IO alignment probing delivers incorrect results on Linux when used with e.g. dm-crypt
In file-posix.c
:
/* Check if read is allowed with given memory buffer and length.
*
* This function is used to check O_DIRECT memory buffer and request alignment.
*/
static bool raw_is_io_aligned(int fd, void *buf, size_t len)
{
ssize_t ret = pread(fd, buf, len, 0);
if (ret >= 0) {
return true;
}
#ifdef __linux__
/* The Linux kernel returns EINVAL for misaligned O_DIRECT reads. Ignore
* other errors (e.g. real I/O error), which could happen on a failed
* drive, since we only care about probing alignment.
*/
if (errno != EINVAL) {
return true;
}
#endif
return false;
}
The comment claims that Linux always returns EINVAL
for misaligned O_DIRECT
reads.
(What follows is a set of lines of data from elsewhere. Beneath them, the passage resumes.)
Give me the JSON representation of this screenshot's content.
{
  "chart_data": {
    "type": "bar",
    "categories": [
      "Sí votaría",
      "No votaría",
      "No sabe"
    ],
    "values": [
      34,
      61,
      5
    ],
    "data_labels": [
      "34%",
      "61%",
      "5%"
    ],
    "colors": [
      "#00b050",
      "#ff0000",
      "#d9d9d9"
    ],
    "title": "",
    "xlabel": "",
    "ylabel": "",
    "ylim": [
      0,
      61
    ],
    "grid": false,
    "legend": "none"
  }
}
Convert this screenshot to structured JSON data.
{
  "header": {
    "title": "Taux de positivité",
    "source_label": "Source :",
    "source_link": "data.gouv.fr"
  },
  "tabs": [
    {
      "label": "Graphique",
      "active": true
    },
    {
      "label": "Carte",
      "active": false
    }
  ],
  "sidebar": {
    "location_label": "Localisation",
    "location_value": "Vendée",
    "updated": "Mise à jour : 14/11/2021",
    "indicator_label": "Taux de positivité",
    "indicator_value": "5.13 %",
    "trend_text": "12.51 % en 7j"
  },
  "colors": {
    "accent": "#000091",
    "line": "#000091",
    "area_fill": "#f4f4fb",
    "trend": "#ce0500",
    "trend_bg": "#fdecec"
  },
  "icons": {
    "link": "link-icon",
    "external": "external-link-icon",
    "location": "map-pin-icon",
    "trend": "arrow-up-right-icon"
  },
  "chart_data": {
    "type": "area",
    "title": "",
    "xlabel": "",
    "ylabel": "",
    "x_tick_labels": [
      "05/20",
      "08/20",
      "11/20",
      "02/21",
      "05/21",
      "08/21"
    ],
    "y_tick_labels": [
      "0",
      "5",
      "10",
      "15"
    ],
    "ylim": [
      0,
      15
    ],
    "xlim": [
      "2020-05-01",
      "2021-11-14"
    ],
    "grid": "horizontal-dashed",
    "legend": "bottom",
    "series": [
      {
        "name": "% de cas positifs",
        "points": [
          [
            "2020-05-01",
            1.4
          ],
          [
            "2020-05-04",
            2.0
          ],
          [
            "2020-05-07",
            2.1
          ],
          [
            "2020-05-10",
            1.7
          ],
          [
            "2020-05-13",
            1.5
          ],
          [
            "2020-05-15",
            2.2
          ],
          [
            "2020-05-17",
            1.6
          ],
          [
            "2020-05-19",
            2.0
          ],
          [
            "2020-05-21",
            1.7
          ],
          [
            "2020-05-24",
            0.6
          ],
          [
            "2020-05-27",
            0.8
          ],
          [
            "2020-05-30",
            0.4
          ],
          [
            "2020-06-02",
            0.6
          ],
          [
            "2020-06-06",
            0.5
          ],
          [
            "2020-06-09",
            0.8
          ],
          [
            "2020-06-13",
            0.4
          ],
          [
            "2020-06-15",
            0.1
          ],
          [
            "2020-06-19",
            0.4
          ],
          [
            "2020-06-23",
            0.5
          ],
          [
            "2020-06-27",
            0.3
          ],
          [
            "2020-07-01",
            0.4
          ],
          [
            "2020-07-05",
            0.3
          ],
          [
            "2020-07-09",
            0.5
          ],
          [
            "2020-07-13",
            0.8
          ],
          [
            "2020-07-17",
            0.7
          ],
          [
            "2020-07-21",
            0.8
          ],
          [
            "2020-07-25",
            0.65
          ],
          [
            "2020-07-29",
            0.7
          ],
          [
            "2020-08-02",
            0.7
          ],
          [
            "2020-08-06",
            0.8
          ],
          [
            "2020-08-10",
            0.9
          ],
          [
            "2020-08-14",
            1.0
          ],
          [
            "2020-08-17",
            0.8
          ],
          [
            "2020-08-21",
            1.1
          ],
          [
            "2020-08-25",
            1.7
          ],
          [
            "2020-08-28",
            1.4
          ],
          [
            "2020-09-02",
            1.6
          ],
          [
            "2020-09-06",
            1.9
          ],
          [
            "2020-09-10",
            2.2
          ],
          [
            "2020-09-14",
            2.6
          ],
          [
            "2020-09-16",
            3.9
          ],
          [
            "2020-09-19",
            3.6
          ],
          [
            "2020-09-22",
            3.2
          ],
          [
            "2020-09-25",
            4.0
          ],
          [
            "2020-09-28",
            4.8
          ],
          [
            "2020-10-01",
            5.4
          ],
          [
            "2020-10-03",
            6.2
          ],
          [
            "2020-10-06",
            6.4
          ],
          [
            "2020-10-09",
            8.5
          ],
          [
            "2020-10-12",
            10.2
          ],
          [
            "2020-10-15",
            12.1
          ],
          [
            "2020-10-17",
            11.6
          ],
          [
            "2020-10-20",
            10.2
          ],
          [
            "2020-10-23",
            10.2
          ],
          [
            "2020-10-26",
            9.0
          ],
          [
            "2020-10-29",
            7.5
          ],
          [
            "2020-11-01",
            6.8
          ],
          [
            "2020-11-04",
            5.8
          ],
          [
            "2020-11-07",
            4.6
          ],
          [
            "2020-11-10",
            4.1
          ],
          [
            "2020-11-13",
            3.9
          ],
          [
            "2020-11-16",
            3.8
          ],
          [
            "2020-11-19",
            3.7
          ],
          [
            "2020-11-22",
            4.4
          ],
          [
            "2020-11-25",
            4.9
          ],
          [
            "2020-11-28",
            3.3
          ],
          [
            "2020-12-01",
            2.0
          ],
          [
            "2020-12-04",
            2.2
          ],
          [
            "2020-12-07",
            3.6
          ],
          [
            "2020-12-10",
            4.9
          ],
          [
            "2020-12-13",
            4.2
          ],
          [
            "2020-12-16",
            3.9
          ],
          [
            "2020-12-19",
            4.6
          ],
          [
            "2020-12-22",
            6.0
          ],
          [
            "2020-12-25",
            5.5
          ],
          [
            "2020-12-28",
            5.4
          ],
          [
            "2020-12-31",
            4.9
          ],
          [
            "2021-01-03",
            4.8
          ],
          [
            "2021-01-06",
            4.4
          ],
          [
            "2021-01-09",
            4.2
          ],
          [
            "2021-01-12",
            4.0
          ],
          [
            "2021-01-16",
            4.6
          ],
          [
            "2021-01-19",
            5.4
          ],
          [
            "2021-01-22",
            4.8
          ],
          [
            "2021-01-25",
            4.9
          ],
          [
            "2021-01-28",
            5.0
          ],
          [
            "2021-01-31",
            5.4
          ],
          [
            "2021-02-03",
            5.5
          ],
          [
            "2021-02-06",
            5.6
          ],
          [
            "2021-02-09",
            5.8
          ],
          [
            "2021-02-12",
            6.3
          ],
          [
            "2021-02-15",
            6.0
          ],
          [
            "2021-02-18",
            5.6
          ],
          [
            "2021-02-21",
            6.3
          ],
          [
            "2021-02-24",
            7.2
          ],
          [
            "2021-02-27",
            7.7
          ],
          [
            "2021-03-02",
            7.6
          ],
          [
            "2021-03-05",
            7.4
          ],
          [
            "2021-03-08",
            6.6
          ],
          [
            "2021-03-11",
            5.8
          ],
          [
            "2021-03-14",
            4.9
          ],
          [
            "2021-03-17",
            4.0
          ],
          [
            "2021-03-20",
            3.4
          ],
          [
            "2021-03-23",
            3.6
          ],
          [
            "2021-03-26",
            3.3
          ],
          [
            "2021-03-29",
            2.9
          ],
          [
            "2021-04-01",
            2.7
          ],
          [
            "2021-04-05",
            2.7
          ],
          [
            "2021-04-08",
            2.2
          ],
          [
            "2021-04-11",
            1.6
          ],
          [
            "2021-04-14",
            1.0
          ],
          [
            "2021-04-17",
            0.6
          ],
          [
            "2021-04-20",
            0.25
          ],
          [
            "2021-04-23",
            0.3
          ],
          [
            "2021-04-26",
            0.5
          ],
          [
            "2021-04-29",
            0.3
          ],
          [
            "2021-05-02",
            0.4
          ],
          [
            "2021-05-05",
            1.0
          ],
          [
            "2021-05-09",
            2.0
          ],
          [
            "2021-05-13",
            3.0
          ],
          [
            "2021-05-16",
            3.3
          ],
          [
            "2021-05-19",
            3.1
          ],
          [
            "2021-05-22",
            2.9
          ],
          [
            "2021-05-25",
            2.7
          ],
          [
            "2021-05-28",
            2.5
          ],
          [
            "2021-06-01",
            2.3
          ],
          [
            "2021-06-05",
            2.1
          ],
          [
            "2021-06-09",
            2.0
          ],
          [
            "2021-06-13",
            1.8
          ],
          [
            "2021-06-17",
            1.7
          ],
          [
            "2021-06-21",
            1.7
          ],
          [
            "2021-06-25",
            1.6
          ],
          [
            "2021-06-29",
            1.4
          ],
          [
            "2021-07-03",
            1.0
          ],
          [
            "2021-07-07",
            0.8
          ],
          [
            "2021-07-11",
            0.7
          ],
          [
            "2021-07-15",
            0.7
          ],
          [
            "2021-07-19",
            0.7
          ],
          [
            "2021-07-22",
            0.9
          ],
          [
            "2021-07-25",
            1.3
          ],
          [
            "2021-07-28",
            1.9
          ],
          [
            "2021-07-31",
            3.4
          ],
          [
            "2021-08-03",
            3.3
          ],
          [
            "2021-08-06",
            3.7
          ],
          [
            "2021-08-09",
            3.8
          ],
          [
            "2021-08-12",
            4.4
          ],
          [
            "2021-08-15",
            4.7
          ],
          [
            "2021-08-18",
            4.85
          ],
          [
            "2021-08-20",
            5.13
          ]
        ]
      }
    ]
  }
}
However, for block devices built on top of the Linux kernel's device-mapper infrastructure, this rule is demonstrably false. A trivial example showing its violation is dm-crypt:
In dm-crypt.c
insufficient alignment causes DM_MAPIO_KILL
:
/*
* Ensure that bio is a multiple of internal sector encryption size
* and is aligned to this size as defined in IO hints.
*/
if (unlikely((bio->bi_iter.bi_sector & ((cc->sector_size >> SECTOR_SHIFT) - 1)) != 0))
return DM_MAPIO_KILL;
if (unlikely(bio->bi_iter.bi_size & (cc->sector_size - 1)))
return DM_MAPIO_KILL;
Which is unconditionally translated into an IO error (i.e., EIO
) in dm-rq.c
:
case DM_MAPIO_KILL:
/* The target wants to complete the I/O */
dm_kill_unmapped_request(rq, BLK_STS_IOERR);
break;
For the probing of request_alignment
(i.e. the alignment of an IO request's length), a blkdebug
layer can be used to manually force a specific alignment. For the probing of buf_align
however (i.e., the alignment of an IO memory buffer), no such workaround exists (aside from disabling direct IO entirely, of course).
It seems to me that the linux-specific code here should just be removed entirely, given that it appears to be merely a performance optimization when working with failed drives, while at the same time causing essentially unsolvable IO errors when dealing with device-mapper devices that enforce an alignment > 512.